I ask again, what is a man? What is a definition of a man? We argued we have an internal definition, that we cannot approximate arbitraily. To Plato, a man is then “whatever Plato says a man is”. This may be unsatisfying, but for a lot of things it turns out this is actually just fine. Take for example the discussion around the question “Are machines capable of thought?” This is sort of an extension of the previous question “What is a man?” because among all the unique characteristics of humans, our intellect stands out the most. The question of “Can machines think” has been reasoned about for centuries. Eventually Alan Turing gave the most concise definition if a machine is capable of thought with the Turing test. Essentially, an interrogator is able to ask certain questions to a human, and to a machine, and only using this is able to distinguish which party was the machine and which one was the human. This perfectly captures the internal definition of Plato. What is the the difference between a man, and something indistinguishable from a man? Nothing!
Cryptographic Definitions
In crypto, we quickly realized that arbitrary definitions are useless. For example take an encryption scheme and consider the definition “An encryption scheme is secure if the plaintext cannot be revealed from the ciphertext.” This seems fine, but then, like a plucked chicken, we can create a counterexample of an encryption scheme that always reveals the last bit of the plaintext. If it were a truly secure encryption scheme, then this should be impossible. This single bit might be all you need to infer the whole message. Our remedy for this is the IND-CCA experiments, where we test and adversaries ability to distinguish between any two ciphertexts given some computational power.
In secure computation we interact with this indistinguish idea more directly. We have two worlds, each with an equal set of players. In the ideal world, we have a trusted third party, who the players give all their inputs to and trust to perform the computation for them. This is in a way, really “ideal”. If there is some attack in the ideal world, then we really are helpless against it. The second world is the real world, where players have no party, but perform encryptions and message transmissions between players. We represent these two worlds as probability ensembles and say that our protocol in the real world is secure if these two probability ensembles is computationally indistinguishable (hence, “equal”).
Conclusion
Does this mean that all arbitrary definitions are bad? No. We have shown for some complex questions, a definition by indistinguishability is inherent, and one that is arbitrary will always fail. But some questions are simple and can be answered by simple arbitrary definitions. Take for example the defintion of an equivalence relation. It has to be transitive, reflexive, and symmetric. These turn out to be arbitrary conditions and seem sufficient. I can’t find anything that satisfies a correct equivalence relation, but in spirit, is “not equal”.

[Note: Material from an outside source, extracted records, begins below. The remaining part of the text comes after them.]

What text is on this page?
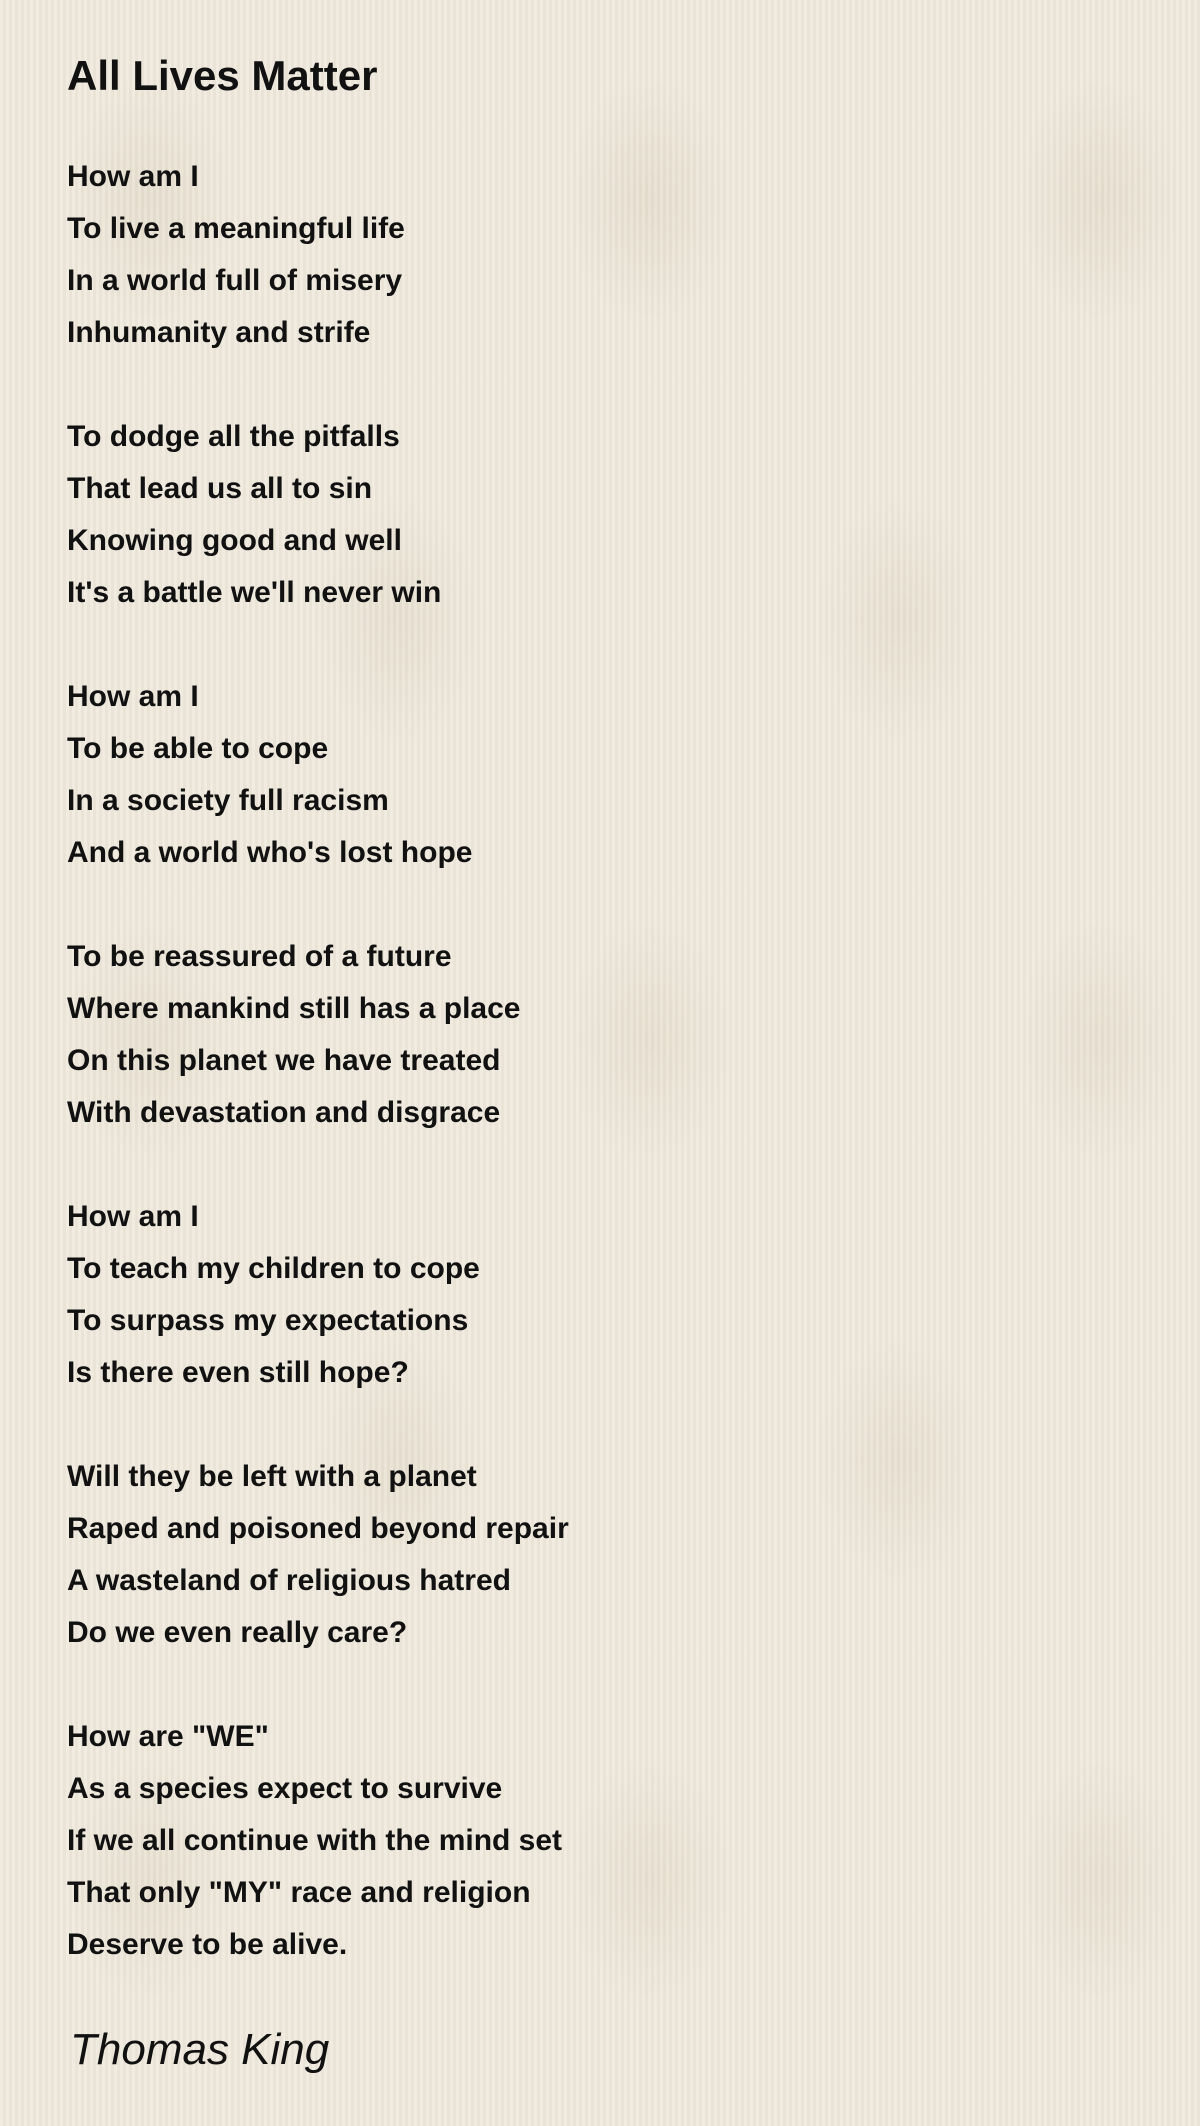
All Lives Matter
How am I
To live a meaningful life
In a world full of misery
Inhumanity and strife
To dodge all the pitfalls
That lead us all to sin
Knowing good and well
It's a battle we'll never win
How am I
To be able to cope
In a society full racism
And a world who's lost hope
To be reassured of a future
Where mankind still has a place
On this planet we have treated
With devastation and disgrace
How am I
To teach my children to cope
To surpass my expectations
Is there even still hope?
Will they be left with a planet
Raped and poisoned beyond repair
A wasteland of religious hatred
Do we even really care?
How are "WE"
As a species expect to survive
If we all continue with the mind set
That only "MY" race and religion
Deserve to be alive.
Thomas King
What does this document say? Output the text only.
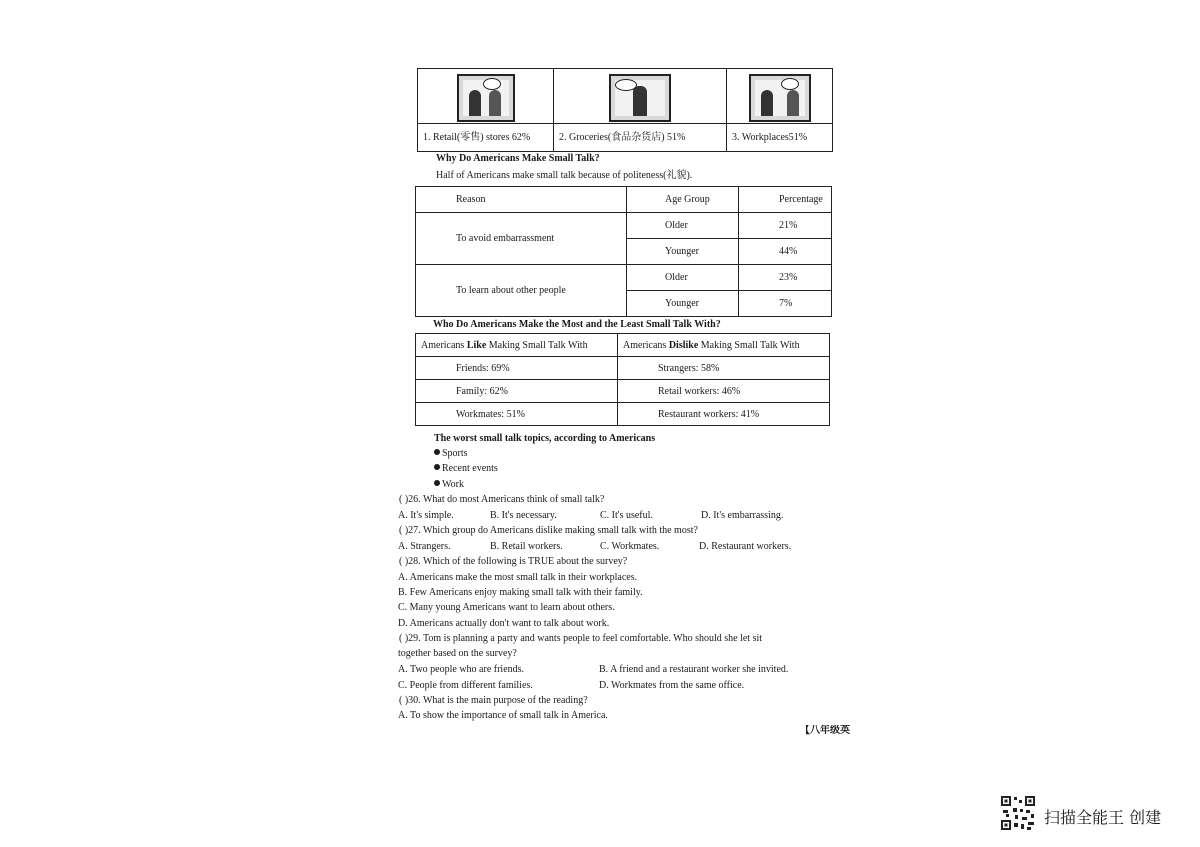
1. Retail(零售) stores 62%	2. Groceries(食品杂货店) 51%	3. Workplaces51%
Why Do Americans Make Small Talk?
Half of Americans make small talk because of politeness(礼貌).
Reason	Age Group	Percentage
To avoid embarrassment	Older	21%
	Younger	44%
To learn about other people	Older	23%
	Younger	7%
Who Do Americans Make the Most and the Least Small Talk With?
Americans Like Making Small Talk With	Americans Dislike Making Small Talk With
Friends: 69%	Strangers: 58%
Family: 62%	Retail workers: 46%
Workmates: 51%	Restaurant workers: 41%
The worst small talk topics, according to Americans
Sports
Recent events
Work
( )26. What do most Americans think of small talk?
A. It's simple.	B. It's necessary.	C. It's useful.	D. It's embarrassing.
( )27. Which group do Americans dislike making small talk with the most?
A. Strangers.	B. Retail workers.	C. Workmates.	D. Restaurant workers.
( )28. Which of the following is TRUE about the survey?
A. Americans make the most small talk in their workplaces.
B. Few Americans enjoy making small talk with their family.
C. Many young Americans want to learn about others.
D. Americans actually don't want to talk about work.
( )29. Tom is planning a party and wants people to feel comfortable. Who should she let sit
together based on the survey?
A. Two people who are friends.	B. A friend and a restaurant worker she invited.
C. People from different families.	D. Workmates from the same office.
( )30. What is the main purpose of the reading?
A. To show the importance of small talk in America.
【八年级英
扫描全能王 创建
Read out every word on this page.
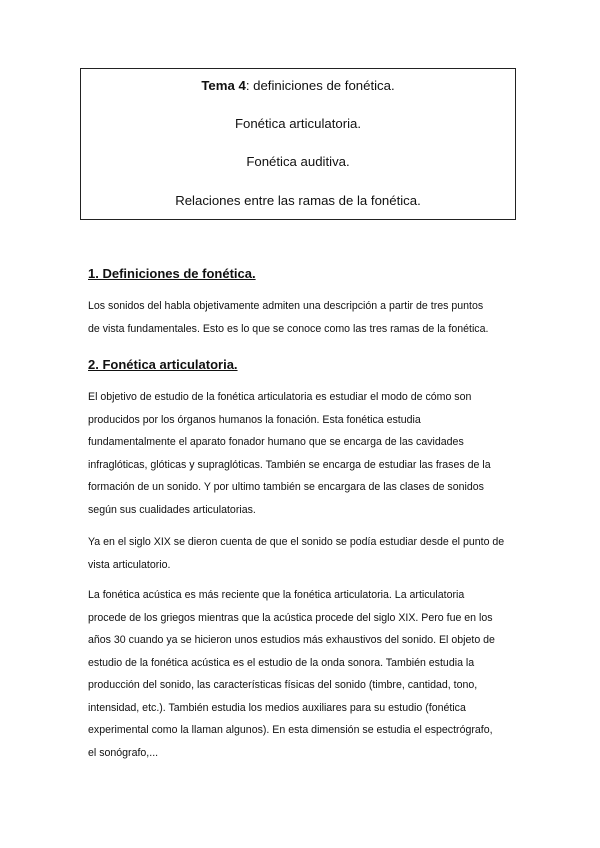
Tema 4: definiciones de fonética.
Fonética articulatoria.
Fonética auditiva.
Relaciones entre las ramas de la fonética.
1. Definiciones de fonética.
Los sonidos del habla objetivamente admiten una descripción a partir de tres puntos
de vista fundamentales. Esto es lo que se conoce como las tres ramas de la fonética.
2. Fonética articulatoria.
El objetivo de estudio de la fonética articulatoria es estudiar el modo de cómo son
producidos por los órganos humanos la fonación. Esta fonética estudia
fundamentalmente el aparato fonador humano que se encarga de las cavidades
infraglóticas, glóticas y supraglóticas. También se encarga de estudiar las frases de la
formación de un sonido. Y por ultimo también se encargara de las clases de sonidos
según sus cualidades articulatorias.
Ya en el siglo XIX se dieron cuenta de que el sonido se podía estudiar desde el punto de
vista articulatorio.
La fonética acústica es más reciente que la fonética articulatoria. La articulatoria
procede de los griegos mientras que la acústica procede del siglo XIX. Pero fue en los
años 30 cuando ya se hicieron unos estudios más exhaustivos del sonido. El objeto de
estudio de la fonética acústica es el estudio de la onda sonora. También estudia la
producción del sonido, las características físicas del sonido (timbre, cantidad, tono,
intensidad, etc.). También estudia los medios auxiliares para su estudio (fonética
experimental como la llaman algunos). En esta dimensión se estudia el espectrógrafo,
el sonógrafo,...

Things like intelligence, security, life, these are human constructs. Nature does not care if a system is “secure”, nor if something is alive or intelligent. These are things that cannot be defined arbitrarily, but have internal definitions. Maybe this is an easy way to define if something is a human construct or not. Can it be defined arbitrarily from some axiomatic description? If no, then it is a human construct. With this new definition, it begs the question, are human constructs a human construct? Lets just leave it at that.